Indeed, statistics from the early months of lockdown showed the U.S. following in China’s path. The number of people looking for information on divorces was 34 percent higher from March through June compared to 2019, according to new data collected by Legal Templates, a company that provides legal documents.
But this fall, another picture began emerging. A major new survey of U.S. families, the American Family Survey found that 34 percent of married men and women ages 18 to 55 report the pandemic has increased stress in their marriage. However, the study also found that 58 percent of married men and women 18 to 55 said the pandemic has made them appreciate their spouse more, while 51 percent said their commitment to marriage had deepened. Only eight percent said that the pandemic had weakened their commitment to one another.
The Final Straw
I’m glad that the survey found so many couples feel strong through this, but it doesn’t quite jive with my own experience or what I’m hearing from my circle of friends. Significantly, the study didn’t interview married couples over 55, and it’s well known that we’re in a midst of a Gray Divorce epidemic.

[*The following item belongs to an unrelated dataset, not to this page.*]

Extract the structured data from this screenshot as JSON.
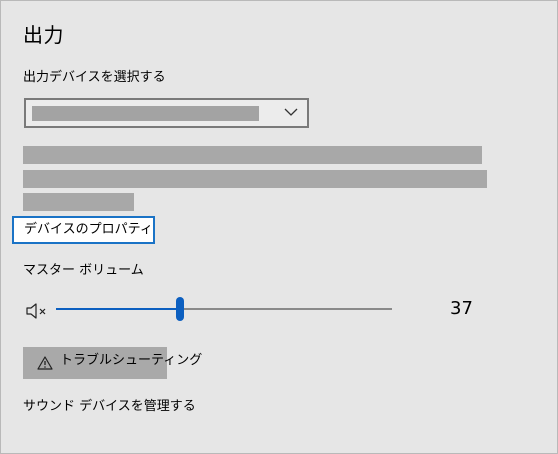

It seems to me that the pandemic is exposing fault lines that we have all worked hard to plaster over or work around. “My marriage had pre-existing conditions, and COVID killed it,” a husband told the Washington Post. That’s the best–but most chilling–line I’ve heard about the precariousness of coupledom right now.
I worry how everything will shake out after we get the pandemic under control; what will, conversely, spin OUT of control?
In my own case, this self-isolating has turned my husband increasingly inward. He’s always been more introverted and routine-oriented than me, and we’ve just rolled with it.
Now, that difference seems to inform every argument we have. He thinks I’m spending too much time goofing off on the computer screen; I think he has become one of those people who is happiest spending time with his dogs. He doesn’t want to go anywhere, while I’m always itching for a getaway—even if it’s a safe one, like camping.
It’s as if COVID is giving him permission to become the hermit he’s always wanted to be. Or maybe I should say, the monk. Not long after the pandemic got serious with this country, our sex life took a dive, and it’s never recovered.
I keep wondering if we should separate after COVID—not necessarily as a preamble to divorce. But to give ourselves a break after all this togetherness so we can figure out who we are again and whether we can still bring out the best in each other.
Giving Each Other a Pass?
I’m not mad at him. I was for a while, probably late summer through much of the fall. Mostly, my feelings were hurt because I feel rejected by him sexually. It’s hard enough to cope with loss of beauty and firm skin and tight lady parts, but when your husband isn’t interested in you any longer it’s crushing.
But lately, I’ve decided to give him a pass. Actually, I believe everyone deserves a pass this year. I’ve simply vowed to get over my hurt feelings.
So I’m waiting and worrying—worrying about how everything will shake out after we get the pandemic under control; what will, conversely, spin out of control? Maybe that’s when we’ll see the real uptick in divorce. Or maybe a lot of us will have matured in our romantic expectations; maybe we’ll come to some sort of equilibrium and, after an unforgiving year, learn to be more forgiving of each other.